La mia “corazza” mi faceva sentire forte, pensavo di poter tenere tutto dentro e di non aver bisogno d’aiuto. Terminai gli ultimi anni di scuola con non poche difficoltà, mi sentivo indipendente da tutti anche nel potere gestire i giorni di presenza scolastica a mio piacimento, andavo a lezione saltuariamente soprattutto l’ultimo anno. A stento sono riuscito a diplomarmi in ragioneria. Finiti gli studi, iniziai subito a lavorare, per un periodo anche con mio fratello, nel suo studio finanziario. All’età di ventidue anni iniziai, prima come hobby, l’attività di consulente commerciale che poi proseguii come impegno lavorativo.

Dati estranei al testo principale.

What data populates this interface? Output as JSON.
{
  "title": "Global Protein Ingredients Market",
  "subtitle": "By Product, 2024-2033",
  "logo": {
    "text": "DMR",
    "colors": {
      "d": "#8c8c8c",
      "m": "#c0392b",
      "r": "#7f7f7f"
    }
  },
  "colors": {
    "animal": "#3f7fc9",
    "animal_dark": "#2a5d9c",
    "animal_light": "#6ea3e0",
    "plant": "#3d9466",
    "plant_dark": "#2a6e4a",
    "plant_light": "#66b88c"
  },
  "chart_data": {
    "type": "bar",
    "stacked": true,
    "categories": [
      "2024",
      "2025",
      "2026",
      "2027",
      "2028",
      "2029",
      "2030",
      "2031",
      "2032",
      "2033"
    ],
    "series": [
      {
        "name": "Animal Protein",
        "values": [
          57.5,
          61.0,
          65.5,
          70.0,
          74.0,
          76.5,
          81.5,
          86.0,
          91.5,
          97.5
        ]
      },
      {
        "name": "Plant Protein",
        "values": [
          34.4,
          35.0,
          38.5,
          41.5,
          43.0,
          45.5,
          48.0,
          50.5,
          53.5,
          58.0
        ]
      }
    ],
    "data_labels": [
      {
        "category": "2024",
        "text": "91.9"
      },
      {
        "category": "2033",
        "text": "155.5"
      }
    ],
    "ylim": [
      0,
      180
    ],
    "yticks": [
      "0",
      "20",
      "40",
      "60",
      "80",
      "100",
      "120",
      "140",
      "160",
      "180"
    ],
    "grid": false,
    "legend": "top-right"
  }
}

Dopo la consueta giornata di lavoro non mi sentivo appagato totalmente, avevo comunque una percezione del non senso del vuoto, e per conseguenza  ricercavo  forti emozioni. Questo mi ha portato a fare scelte sbagliate, forse con l’intento di vivere quell’infanzia non vissuta. Abusavo di alcol e di hashish, ricercavo divertimenti effimeri, fino al momento in cui sono finito in carcere per aver reagito con violenza durante una rissa, causando la morte di un mio coetaneo. Non mi dilungo sui miei sensi di colpa poiché ve ne ho già parlato, ma non intendo sminuire la gravità del fatto.

Ho desiderio di vivere, amare e gioire di ogni semplice emozione, ma mi rendo conto che per fare questo debbo abbattere la mia corazza eretta tanto tempo fa, forse devo recuperare le relazioni vitali che non sono stato in grado di realizzare.

Desidero ringraziare mio padre, la ragazza che amo Patrizia, i suoi genitori, una famiglia stupenda, per la quale provo amore e che mi fa sentire quel calore familiare in cui credo e che spero possa essere la base per un futuro fatto di normalità e di emozioni semplici.

Ringrazio il timoniere e i miei compagni di viaggio per l’affetto e per la possibilità di socializzare la storia della mia vita.